Vertretungsmacht des Verhandlungsführers

Der Bundesgerichtshof hat mit Entscheidung vom 27.01.2011 die Vertretungsmacht desjenigen, der zu einem Verhandlungsverfahren entsendet wird, klargestellt.

Danach gilt:

Der Vertretene, der auf Einladung zu einem Termin zur Verhandlung über einen bereits geschlossenen Vertrag einen Vertreter ohne Vertretungsmacht entsendet, muss sich dessen Erklärungen nach den zum kaufmännischen Bestätigungsschreiben entwickelten Grundsätzen anrechnen lassen, wenn er den im über die Verhandlung erstellten Protokoll enthaltenen und unterschriebenen Erklärungen des Vertreters nicht unverzüglich nach Zugang des Protokolls widerspricht.

Der Bundesgerichtshof stellt in der Entscheidung dar, dass der Erstellung eines Verhandlungsprotokolls regelmäßig eine Vertragsverhandlung vorausgeht, in der es erfahrungsgemäß zu Modifizierungen des bereits durch den Zuschlag zustande gekommenen Vertrages kommen kann. Denn es kann sich die Notwendigkeit erweisen, auf veränderte Verhältnisse zu reagieren oder noch offene Fragen zu klären. Entsendet der Auftragnehmer zu dieser Verhandlung einen Mitarbeiter, erzeugt er regelmäßig den Anschein, er werde durch einen Bevollmächtigten vertreten, wenn er das vermeintlich vollmachtlose Verhalten nicht sogar duldet und deshalb eine Duldungsvollmacht anzunehmen wäre. Auf diesen Rechtsschein kann der Auftraggeber vertrauen, weil er nicht damit rechnen muss, dass der Auftragnehmer auf eine Einladung zu einer Vertragsverhandlung über den durch Zuschlag zustande gekommenen Vertrag einen vollmachtlosen Vertreter schickt, es sei denn, es liegen besondere Umstände vor.

Etwas anderes ergibt sich nur dann, wenn die Einladung des Auftraggebers inhaltlich ausschließlich auf eine bloße Formalität gerichtet ist, mit der ein bereits geschlossener Vertrag lediglich urkundlich fixiert werden soll, in der Verhandlung dann jedoch vom Vertrag abweichende Vereinbarungen getroffen werden, für die der erschienene Mitarbeiter keine Vollmacht besitzt.

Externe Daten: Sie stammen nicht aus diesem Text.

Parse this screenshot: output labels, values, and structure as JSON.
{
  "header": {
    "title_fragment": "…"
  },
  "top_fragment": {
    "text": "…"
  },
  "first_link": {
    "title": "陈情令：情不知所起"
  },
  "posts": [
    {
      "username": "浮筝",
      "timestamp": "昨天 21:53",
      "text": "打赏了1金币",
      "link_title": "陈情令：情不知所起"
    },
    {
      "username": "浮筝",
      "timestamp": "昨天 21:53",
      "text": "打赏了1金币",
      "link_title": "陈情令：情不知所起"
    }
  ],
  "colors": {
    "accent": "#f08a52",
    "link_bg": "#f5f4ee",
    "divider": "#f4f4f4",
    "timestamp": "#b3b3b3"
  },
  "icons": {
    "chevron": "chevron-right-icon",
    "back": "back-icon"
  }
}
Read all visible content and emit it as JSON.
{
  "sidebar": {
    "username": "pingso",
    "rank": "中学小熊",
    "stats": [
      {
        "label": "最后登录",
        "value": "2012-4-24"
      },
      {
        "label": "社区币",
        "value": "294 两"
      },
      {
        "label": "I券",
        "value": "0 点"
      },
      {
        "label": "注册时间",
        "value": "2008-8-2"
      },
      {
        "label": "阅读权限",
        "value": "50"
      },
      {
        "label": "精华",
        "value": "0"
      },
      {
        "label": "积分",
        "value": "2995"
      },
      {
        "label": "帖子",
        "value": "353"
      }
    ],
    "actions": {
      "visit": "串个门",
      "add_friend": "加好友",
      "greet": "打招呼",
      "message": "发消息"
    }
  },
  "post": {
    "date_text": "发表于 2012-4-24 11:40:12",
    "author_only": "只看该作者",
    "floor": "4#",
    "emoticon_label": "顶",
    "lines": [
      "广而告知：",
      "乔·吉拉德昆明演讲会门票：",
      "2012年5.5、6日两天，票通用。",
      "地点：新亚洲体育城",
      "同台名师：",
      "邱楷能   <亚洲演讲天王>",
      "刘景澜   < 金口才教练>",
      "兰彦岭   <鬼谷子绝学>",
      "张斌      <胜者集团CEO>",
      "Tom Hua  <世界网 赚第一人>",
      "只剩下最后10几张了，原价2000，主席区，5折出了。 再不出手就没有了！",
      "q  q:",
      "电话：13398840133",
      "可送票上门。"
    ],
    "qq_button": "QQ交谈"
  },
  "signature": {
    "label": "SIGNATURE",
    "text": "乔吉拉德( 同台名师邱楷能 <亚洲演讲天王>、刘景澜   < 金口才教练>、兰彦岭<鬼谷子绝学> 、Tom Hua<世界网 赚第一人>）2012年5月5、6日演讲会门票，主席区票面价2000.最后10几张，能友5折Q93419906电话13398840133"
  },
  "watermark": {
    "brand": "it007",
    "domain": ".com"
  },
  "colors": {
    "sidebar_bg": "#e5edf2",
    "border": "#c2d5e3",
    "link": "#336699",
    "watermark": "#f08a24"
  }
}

Die Grundsätze für das kaufmännische Bestätigungsschreiben gelten grundsätzlich auch hinsichtlich etwaig in Auftrag gegebener Nachträge. Insoweit ist es dem Auftragnehmer dringlichst anzuraten, mündlich erteilte Nachträge schriftlich zu bestätigen und für den Zugang der schriftlichen Bestätigung Sorge zu tragen. Dann wird nämlich der Vertragsschluss über das „kaufmännische Bestätigungsschreiben“ perfekt gemacht.